Le jouet, conçu comme une miniaturisation du monde adulte, adapté à l'enfant, transpose la réalité dans un monde fictif, où s'effectue un renversement des rôles : les enfants se substituent aux adultes et doivent se comporter comme tels, face à des jouets considérés comme leurs rejetons. Jusqu'aux années 1960, la société est basée sur des règles particulièrement strictes, régies par la différenciation sexuelle. Filles, garçons, chacun possède ses jouets et ne les mélange pas. Ainsi la petite fille se voit offrir des objets qui la préparent à son futur rôle de mère: dînette et ustensiles de cuisine en bois, table et chaises en étain, meubles de poupée. Le garçon reçoit chevaux de bois, animaux en étain moulé et peint, soldats de plomb et divers objets flottants en bois. Les garçons jouent à la guerre pour rire et s'identifient à de grands héros nationaux ou imaginaires. Les filles jouent « à la maman » avec leurs poupées. Les enfants participent en secret de ce monde de l'adulte dans lequel pourtant ils ne sont ni aptes ni autorisés à pénétrer. Grâce au jouet, ils se créent un monde à leur dimension, un monde imaginaire. La chambre est l'univers des enfants, le jouet le reflet de leurs envies et aspirations les plus secrètes. L'enfant pétri d'imaginaire, et d'idées foisonnantes, ne manque d'inventer à ses jouets toute une histoire, un contexte familial ou historique.
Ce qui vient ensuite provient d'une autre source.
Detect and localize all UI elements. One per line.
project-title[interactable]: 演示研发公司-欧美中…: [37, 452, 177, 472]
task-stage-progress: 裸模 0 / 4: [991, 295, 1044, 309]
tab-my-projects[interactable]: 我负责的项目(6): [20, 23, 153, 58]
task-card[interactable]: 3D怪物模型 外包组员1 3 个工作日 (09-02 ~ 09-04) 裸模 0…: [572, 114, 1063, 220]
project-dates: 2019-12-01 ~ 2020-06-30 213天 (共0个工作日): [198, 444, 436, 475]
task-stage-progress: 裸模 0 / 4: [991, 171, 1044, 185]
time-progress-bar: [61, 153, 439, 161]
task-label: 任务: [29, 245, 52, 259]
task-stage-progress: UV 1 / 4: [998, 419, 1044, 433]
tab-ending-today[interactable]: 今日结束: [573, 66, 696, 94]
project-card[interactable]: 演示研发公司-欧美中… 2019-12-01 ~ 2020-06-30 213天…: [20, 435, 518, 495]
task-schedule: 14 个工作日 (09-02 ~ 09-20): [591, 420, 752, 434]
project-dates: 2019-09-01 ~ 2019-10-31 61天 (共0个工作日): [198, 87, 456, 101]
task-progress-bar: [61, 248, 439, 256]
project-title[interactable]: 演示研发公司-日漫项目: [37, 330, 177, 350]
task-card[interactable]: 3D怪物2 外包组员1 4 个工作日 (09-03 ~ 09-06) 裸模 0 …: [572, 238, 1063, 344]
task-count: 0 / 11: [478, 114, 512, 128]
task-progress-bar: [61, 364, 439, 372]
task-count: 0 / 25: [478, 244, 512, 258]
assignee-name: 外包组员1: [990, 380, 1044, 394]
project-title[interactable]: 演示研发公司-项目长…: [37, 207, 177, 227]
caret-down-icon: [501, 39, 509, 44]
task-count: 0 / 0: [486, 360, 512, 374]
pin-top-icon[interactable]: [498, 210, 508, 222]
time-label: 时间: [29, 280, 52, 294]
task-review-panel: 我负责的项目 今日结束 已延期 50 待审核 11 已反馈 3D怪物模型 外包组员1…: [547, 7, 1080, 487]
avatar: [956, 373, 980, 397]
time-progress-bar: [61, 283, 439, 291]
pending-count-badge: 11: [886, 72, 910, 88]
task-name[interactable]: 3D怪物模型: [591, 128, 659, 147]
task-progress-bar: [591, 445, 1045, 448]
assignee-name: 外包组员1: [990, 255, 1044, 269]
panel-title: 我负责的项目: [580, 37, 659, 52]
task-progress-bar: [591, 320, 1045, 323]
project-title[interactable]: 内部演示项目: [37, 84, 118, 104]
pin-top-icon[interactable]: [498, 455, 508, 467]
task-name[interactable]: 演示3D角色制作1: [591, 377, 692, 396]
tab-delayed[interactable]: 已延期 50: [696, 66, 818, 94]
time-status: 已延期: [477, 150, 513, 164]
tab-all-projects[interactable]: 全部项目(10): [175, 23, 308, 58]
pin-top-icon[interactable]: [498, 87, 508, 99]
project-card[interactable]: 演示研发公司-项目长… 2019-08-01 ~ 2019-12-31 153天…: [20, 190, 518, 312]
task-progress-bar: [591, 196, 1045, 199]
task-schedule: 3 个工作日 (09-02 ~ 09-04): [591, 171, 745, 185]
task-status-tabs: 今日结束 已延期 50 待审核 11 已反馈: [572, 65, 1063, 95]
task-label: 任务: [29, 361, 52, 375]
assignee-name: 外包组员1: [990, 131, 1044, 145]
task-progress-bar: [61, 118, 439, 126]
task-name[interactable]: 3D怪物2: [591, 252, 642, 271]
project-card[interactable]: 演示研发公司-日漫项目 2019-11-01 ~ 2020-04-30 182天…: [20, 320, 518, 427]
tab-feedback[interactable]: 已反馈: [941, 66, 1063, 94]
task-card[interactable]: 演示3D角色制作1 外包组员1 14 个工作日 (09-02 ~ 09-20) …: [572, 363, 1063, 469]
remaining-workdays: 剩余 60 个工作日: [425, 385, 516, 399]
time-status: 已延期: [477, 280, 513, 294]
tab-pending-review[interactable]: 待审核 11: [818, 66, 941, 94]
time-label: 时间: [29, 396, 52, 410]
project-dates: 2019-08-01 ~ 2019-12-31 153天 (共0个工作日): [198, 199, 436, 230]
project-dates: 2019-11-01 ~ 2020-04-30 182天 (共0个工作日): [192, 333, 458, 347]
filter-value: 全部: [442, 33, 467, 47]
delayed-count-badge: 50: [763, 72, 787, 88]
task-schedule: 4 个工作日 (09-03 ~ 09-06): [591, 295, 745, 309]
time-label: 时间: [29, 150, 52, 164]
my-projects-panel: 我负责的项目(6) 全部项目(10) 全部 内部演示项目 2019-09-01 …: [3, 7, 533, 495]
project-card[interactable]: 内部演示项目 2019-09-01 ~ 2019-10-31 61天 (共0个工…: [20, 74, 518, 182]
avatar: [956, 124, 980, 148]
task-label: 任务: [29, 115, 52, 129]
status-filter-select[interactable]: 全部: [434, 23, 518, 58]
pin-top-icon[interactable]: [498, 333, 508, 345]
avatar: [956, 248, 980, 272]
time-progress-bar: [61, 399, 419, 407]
Le détenteur du jouet parait alors à l'image du Dieu biblique qui en insufflant une âme dans un tas de glaise, crée un être humain. De même l'homme a façonné le jouet, lui a donné matière et forme, mais c'est l'enfant ou son possesseur qui le crée véritablement en l'intégrant profondément dans sa vie. Le jouet vit de la vie de son possesseur, il s'en imprègne. Lui appartenir l'amène à devenir un patrimoine personnel. L'enfant-démiurge a insufflé une étincelle à son jouet. Etincelle qui dote le jouet d'une personnalité. Et le jouet va voir accroitre cette aura au fil de son destin.

Conçu pour être le serviteur de l'enfant, le jouet est soumis à ses désirs et à ses souhaits. Il ne vit pas par lui-même. Il ne vit pas encore de lui-même. Cependant, le jouet exerce une grande influence sur l'enfant. Il est le complément indispensable à ses jeux. Parfois même il les inspire. Sans jouet, l'enfant n'a pas de jeux. Le jouet crée et dirige le jeu. Il existe alors un lien « transmué » de créateur à créature, les deux protagonistes occupant simultanément ces deux fonctions. Une transmutation, comme l'alchimiste qui à partir du plomb, crée de l'or, mais c'est le plomb qui crée l'alchimiste.

Le jouet est un objet totalement adapté à l'enfant. Celui-ci vit dans le présent, et le jouet reflète la culture et la civilisation dont il est issu. Il est la marque d'un présent infini. Il est un point perpétuel sur l'axe du temps. Même si le jouet est cassé, oublié dans un grenier ou jeté, il reste toujours la trace de l'instant où il a été conçu, l'instant où il a été créé. Le problème est que cet instant ne coïncide guère avec la succession d'instants du « présent réel ». Le temps qui passe fait dévier les goûts de l'enfant. Lui-même grandit et risque fort d'abandonner sa création, et d'une certaine manière il hasarde la vie et la mort de son jouet.

Cependant dans un ordre paradoxal des événements, la vie du jouet va suivre chez certains une orientation différente. Eléments de possession, éléments de patrimoine, héritage parfois, le jouet est légué de générations en générations. Il est parfois usité avec précaution, comme si l'enfant savait d'instinct qu'il tient une créature précieuse entre ses mains, ou sans doute se plait-il à l'imaginer. Sensible au charme de son jouet, à cette aura qu'il a inspirée, il le conserve et le traite comme un objet de valeur, comme un être à part entière.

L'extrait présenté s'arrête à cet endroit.